A possibility is to decompose them into disjoint cycles then use the fact that two elements of $S_n$ are conjugate if and only if they have the same cycle structure (same number of disjoint cycles of same length)

3. Originally Posted by Drexel28
A possibility is to decompose them into disjoint cycles then use the fact that two elements of $S_n$ are conjugate if and only if they have the same cycle structure (same number of disjoint cycles of same length)
so are (i) and (iii) conjugate?

4. Originally Posted by poirot
so are (i) and (iii) conjugate?
Hell if I know...I'm sorry I don't feel like wading through the cycle deomposition. Did you try it?

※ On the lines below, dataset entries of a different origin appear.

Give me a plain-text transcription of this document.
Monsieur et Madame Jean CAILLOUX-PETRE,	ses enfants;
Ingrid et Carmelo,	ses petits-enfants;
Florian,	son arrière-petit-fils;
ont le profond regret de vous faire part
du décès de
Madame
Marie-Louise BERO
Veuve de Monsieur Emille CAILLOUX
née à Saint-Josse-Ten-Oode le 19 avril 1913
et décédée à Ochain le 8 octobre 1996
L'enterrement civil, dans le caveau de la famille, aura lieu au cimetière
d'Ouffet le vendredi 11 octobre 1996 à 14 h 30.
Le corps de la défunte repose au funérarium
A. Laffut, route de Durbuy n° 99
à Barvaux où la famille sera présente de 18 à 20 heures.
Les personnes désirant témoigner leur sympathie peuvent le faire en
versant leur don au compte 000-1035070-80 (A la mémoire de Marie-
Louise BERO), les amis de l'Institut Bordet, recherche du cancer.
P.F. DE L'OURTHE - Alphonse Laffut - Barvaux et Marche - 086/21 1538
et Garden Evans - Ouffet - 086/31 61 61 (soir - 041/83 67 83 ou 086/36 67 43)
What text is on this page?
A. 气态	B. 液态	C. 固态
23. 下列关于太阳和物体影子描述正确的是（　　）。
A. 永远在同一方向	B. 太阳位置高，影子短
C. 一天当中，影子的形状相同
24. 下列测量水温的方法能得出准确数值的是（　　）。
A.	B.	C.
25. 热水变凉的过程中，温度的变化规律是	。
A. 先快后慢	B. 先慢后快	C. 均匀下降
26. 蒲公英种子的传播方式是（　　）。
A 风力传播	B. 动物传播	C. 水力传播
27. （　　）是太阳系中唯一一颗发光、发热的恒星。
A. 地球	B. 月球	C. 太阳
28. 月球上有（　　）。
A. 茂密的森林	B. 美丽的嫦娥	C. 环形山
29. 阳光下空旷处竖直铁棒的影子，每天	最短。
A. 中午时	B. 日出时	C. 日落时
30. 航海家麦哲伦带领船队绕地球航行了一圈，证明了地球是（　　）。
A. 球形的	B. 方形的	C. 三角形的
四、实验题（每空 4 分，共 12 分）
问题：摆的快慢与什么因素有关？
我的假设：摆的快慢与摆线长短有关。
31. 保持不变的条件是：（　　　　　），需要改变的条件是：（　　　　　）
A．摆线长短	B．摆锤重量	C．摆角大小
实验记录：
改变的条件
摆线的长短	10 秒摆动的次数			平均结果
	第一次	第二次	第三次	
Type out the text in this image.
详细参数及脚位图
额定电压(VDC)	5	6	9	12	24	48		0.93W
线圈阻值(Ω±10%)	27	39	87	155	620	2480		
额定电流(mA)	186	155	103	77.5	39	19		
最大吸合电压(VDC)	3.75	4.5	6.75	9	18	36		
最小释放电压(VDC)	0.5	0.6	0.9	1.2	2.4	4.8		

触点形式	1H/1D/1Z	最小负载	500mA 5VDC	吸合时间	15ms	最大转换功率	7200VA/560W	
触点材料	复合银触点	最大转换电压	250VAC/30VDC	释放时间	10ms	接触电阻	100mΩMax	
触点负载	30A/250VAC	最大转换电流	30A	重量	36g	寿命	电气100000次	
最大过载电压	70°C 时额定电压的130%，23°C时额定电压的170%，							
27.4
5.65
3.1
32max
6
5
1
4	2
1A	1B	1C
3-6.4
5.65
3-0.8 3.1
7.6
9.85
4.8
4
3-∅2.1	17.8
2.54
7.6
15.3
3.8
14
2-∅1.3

5. Originally Posted by Drexel28
Hell if I know...I'm sorry I don't feel like wading through the cycle deomposition. Did you try it?
those elelments are as a product of disjoint cycles so there is no further work.

6. Originally Posted by poirot
those elelments are as a product of disjoint cycles so there is no further work.
Hahaha! God bless you sir. Anyways, then I would ask you to inspect them and tell me if they have the same number of disjoint cycles (yes ) and if the cycles have the same length (yes )

7. Originally Posted by Drexel28
Hahaha! God bless you sir. Anyways, then I would ask you to inspect them and tell me if they have the same number of disjoint cycles (yes ) and if the cycles have the same length (yes )
haha lol. Yes I can count, I was just comfirming thats what you meant.